“It’s the first car I ever bought brand new, so yeah, I am kind of attached to it.”
We reach her car and I unlock it. Smiling at her, I say, “I get that.”
“Crap, I forgot my purse,” she says while rummaging through her handbag. “I’m gonna run up real quick and grab it.”
“Sure, I’ll wait here for you.”
I watch her go and then lean my back against the car while I pull my phone out and check my text messages. There’s one from Claudia from a couple of hours ago that I missed so I tap it to open.
Claudia: I meant it when I said you are the best brother. I love you, Jett.
My eyes skim the words over and over but I can’t bring myself to type a message back to her. I don’t fucking want to.
I rub the back of
my neck and stretch.
Maybe a miracle will happen.
“Shit,” I mutter after pushing a breath out and sliding my phone back into the pocket of my jeans.

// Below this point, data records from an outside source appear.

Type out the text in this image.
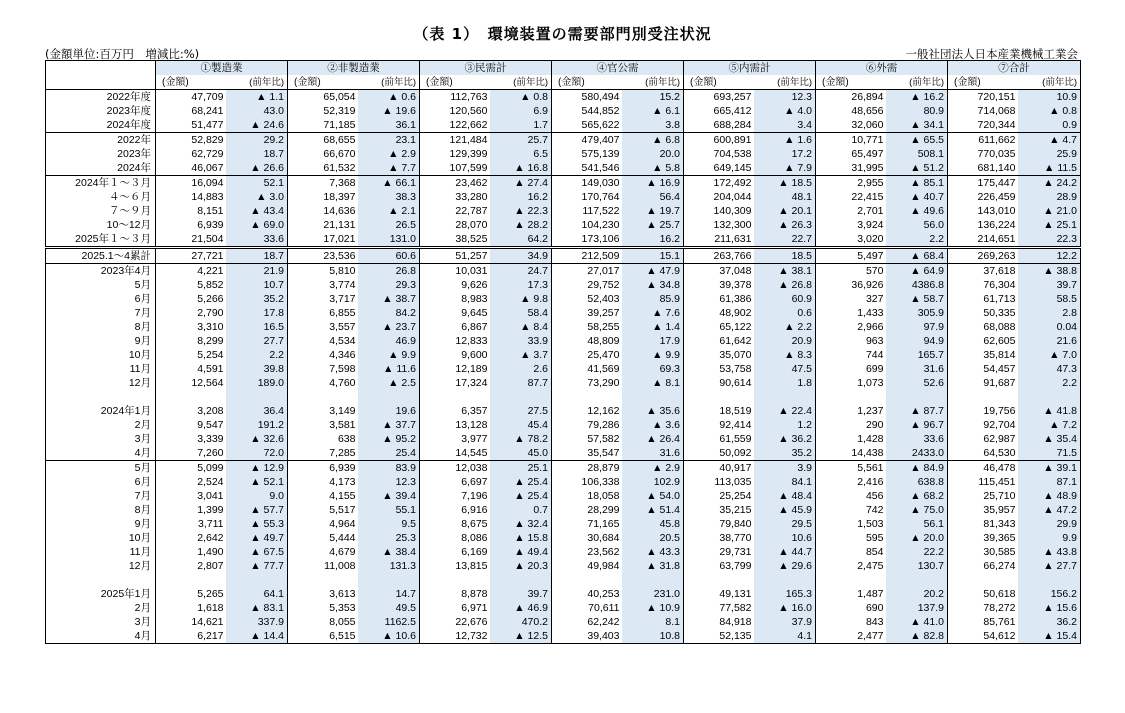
（表 1）　環境装置の需要部門別受注状況
(金額単位:百万円　増減比:%)	一般社団法人日本産業機械工業会
	①製造業		②非製造業		③民需計		④官公需		⑤内需計		⑥外需		⑦合計	
	(金額)	(前年比)	(金額)	(前年比)	(金額)	(前年比)	(金額)	(前年比)	(金額)	(前年比)	(金額)	(前年比)	(金額)	(前年比)
2022年度	47,709	▲ 1.1	65,054	▲ 0.6	112,763	▲ 0.8	580,494	15.2	693,257	12.3	26,894	▲ 16.2	720,151	10.9
2023年度	68,241	43.0	52,319	▲ 19.6	120,560	6.9	544,852	▲ 6.1	665,412	▲ 4.0	48,656	80.9	714,068	▲ 0.8
2024年度	51,477	▲ 24.6	71,185	36.1	122,662	1.7	565,622	3.8	688,284	3.4	32,060	▲ 34.1	720,344	0.9
2022年	52,829	29.2	68,655	23.1	121,484	25.7	479,407	▲ 6.8	600,891	▲ 1.6	10,771	▲ 65.5	611,662	▲ 4.7
2023年	62,729	18.7	66,670	▲ 2.9	129,399	6.5	575,139	20.0	704,538	17.2	65,497	508.1	770,035	25.9
2024年	46,067	▲ 26.6	61,532	▲ 7.7	107,599	▲ 16.8	541,546	▲ 5.8	649,145	▲ 7.9	31,995	▲ 51.2	681,140	▲ 11.5
2024年１～３月	16,094	52.1	7,368	▲ 66.1	23,462	▲ 27.4	149,030	▲ 16.9	172,492	▲ 18.5	2,955	▲ 85.1	175,447	▲ 24.2
４～６月	14,883	▲ 3.0	18,397	38.3	33,280	16.2	170,764	56.4	204,044	48.1	22,415	▲ 40.7	226,459	28.9
７～９月	8,151	▲ 43.4	14,636	▲ 2.1	22,787	▲ 22.3	117,522	▲ 19.7	140,309	▲ 20.1	2,701	▲ 49.6	143,010	▲ 21.0
10～12月	6,939	▲ 69.0	21,131	26.5	28,070	▲ 28.2	104,230	▲ 25.7	132,300	▲ 26.3	3,924	56.0	136,224	▲ 25.1
2025年１～３月	21,504	33.6	17,021	131.0	38,525	64.2	173,106	16.2	211,631	22.7	3,020	2.2	214,651	22.3
2025.1～4累計	27,721	18.7	23,536	60.6	51,257	34.9	212,509	15.1	263,766	18.5	5,497	▲ 68.4	269,263	12.2
2023年4月	4,221	21.9	5,810	26.8	10,031	24.7	27,017	▲ 47.9	37,048	▲ 38.1	570	▲ 64.9	37,618	▲ 38.8
5月	5,852	10.7	3,774	29.3	9,626	17.3	29,752	▲ 34.8	39,378	▲ 26.8	36,926	4386.8	76,304	39.7
6月	5,266	35.2	3,717	▲ 38.7	8,983	▲ 9.8	52,403	85.9	61,386	60.9	327	▲ 58.7	61,713	58.5
7月	2,790	17.8	6,855	84.2	9,645	58.4	39,257	▲ 7.6	48,902	0.6	1,433	305.9	50,335	2.8
8月	3,310	16.5	3,557	▲ 23.7	6,867	▲ 8.4	58,255	▲ 1.4	65,122	▲ 2.2	2,966	97.9	68,088	0.04
9月	8,299	27.7	4,534	46.9	12,833	33.9	48,809	17.9	61,642	20.9	963	94.9	62,605	21.6
10月	5,254	2.2	4,346	▲ 9.9	9,600	▲ 3.7	25,470	▲ 9.9	35,070	▲ 8.3	744	165.7	35,814	▲ 7.0
11月	4,591	39.8	7,598	▲ 11.6	12,189	2.6	41,569	69.3	53,758	47.5	699	31.6	54,457	47.3
12月	12,564	189.0	4,760	▲ 2.5	17,324	87.7	73,290	▲ 8.1	90,614	1.8	1,073	52.6	91,687	2.2

2024年1月	3,208	36.4	3,149	19.6	6,357	27.5	12,162	▲ 35.6	18,519	▲ 22.4	1,237	▲ 87.7	19,756	▲ 41.8
2月	9,547	191.2	3,581	▲ 37.7	13,128	45.4	79,286	▲ 3.6	92,414	1.2	290	▲ 96.7	92,704	▲ 7.2
3月	3,339	▲ 32.6	638	▲ 95.2	3,977	▲ 78.2	57,582	▲ 26.4	61,559	▲ 36.2	1,428	33.6	62,987	▲ 35.4
4月	7,260	72.0	7,285	25.4	14,545	45.0	35,547	31.6	50,092	35.2	14,438	2433.0	64,530	71.5
5月	5,099	▲ 12.9	6,939	83.9	12,038	25.1	28,879	▲ 2.9	40,917	3.9	5,561	▲ 84.9	46,478	▲ 39.1
6月	2,524	▲ 52.1	4,173	12.3	6,697	▲ 25.4	106,338	102.9	113,035	84.1	2,416	638.8	115,451	87.1
7月	3,041	9.0	4,155	▲ 39.4	7,196	▲ 25.4	18,058	▲ 54.0	25,254	▲ 48.4	456	▲ 68.2	25,710	▲ 48.9
8月	1,399	▲ 57.7	5,517	55.1	6,916	0.7	28,299	▲ 51.4	35,215	▲ 45.9	742	▲ 75.0	35,957	▲ 47.2
9月	3,711	▲ 55.3	4,964	9.5	8,675	▲ 32.4	71,165	45.8	79,840	29.5	1,503	56.1	81,343	29.9
10月	2,642	▲ 49.7	5,444	25.3	8,086	▲ 15.8	30,684	20.5	38,770	10.6	595	▲ 20.0	39,365	9.9
11月	1,490	▲ 67.5	4,679	▲ 38.4	6,169	▲ 49.4	23,562	▲ 43.3	29,731	▲ 44.7	854	22.2	30,585	▲ 43.8
12月	2,807	▲ 77.7	11,008	131.3	13,815	▲ 20.3	49,984	▲ 31.8	63,799	▲ 29.6	2,475	130.7	66,274	▲ 27.7

2025年1月	5,265	64.1	3,613	14.7	8,878	39.7	40,253	231.0	49,131	165.3	1,487	20.2	50,618	156.2
2月	1,618	▲ 83.1	5,353	49.5	6,971	▲ 46.9	70,611	▲ 10.9	77,582	▲ 16.0	690	137.9	78,272	▲ 15.6
3月	14,621	337.9	8,055	1162.5	22,676	470.2	62,242	8.1	84,918	37.9	843	▲ 41.0	85,761	36.2
4月	6,217	▲ 14.4	6,515	▲ 10.6	12,732	▲ 12.5	39,403	10.8	52,135	4.1	2,477	▲ 82.8	54,612	▲ 15.4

What’s the fucking likelihood of two miracles in one lifetime?
A siren sounds in the distance, diverting my attention to it for a minute, and I can’t help but think how the world carries on around us even when everything is falling apart.
Pain.
Loss.
Grief.
The world doesn’t know and it sure as shit doesn’t care.
My phone rings, vibrating against my leg and dragging me out of my thoughts.
“Mum . . . everything okay?” I ask after checking caller ID and worrying that she’s calling for a reason other than to tell me she’s leaving the hospital.
She doesn’t say anything and the dread circling in my gut climbs up to my throat. I gulp it back and am just about to ask her again when a sob leaves her mouth and travels down the line to me. “Jett . . .” Her voice cuts off as another sob fills the air between us.
Fuck.
Fuck!
“What is it?” I demand as my limbs turn to jelly and my head begins to spin. This can’t be happening. It can’t be what I think it is.
“Claudia . . . she’s gone . . .” Agony screams down the line at me as my mother says the words no mother ever wants to say.
I double over as the pain claws at me. Fighting for a breath, I try to form a question. “How? Why?”
I don’t understand.
Her sobs are coming hard and fast, but she manages to calm them down enough to answer me. “She went into cardiac arrest and the doctors couldn’t do anything for her… about half an hour ago.”
“No!” I scream into the air as my phone falls out of my hand to the ground. Straightening, I punch the concrete post next to the car. The pain it causes to my arm hardly registers.
No!
I never got a chance to reply to her message.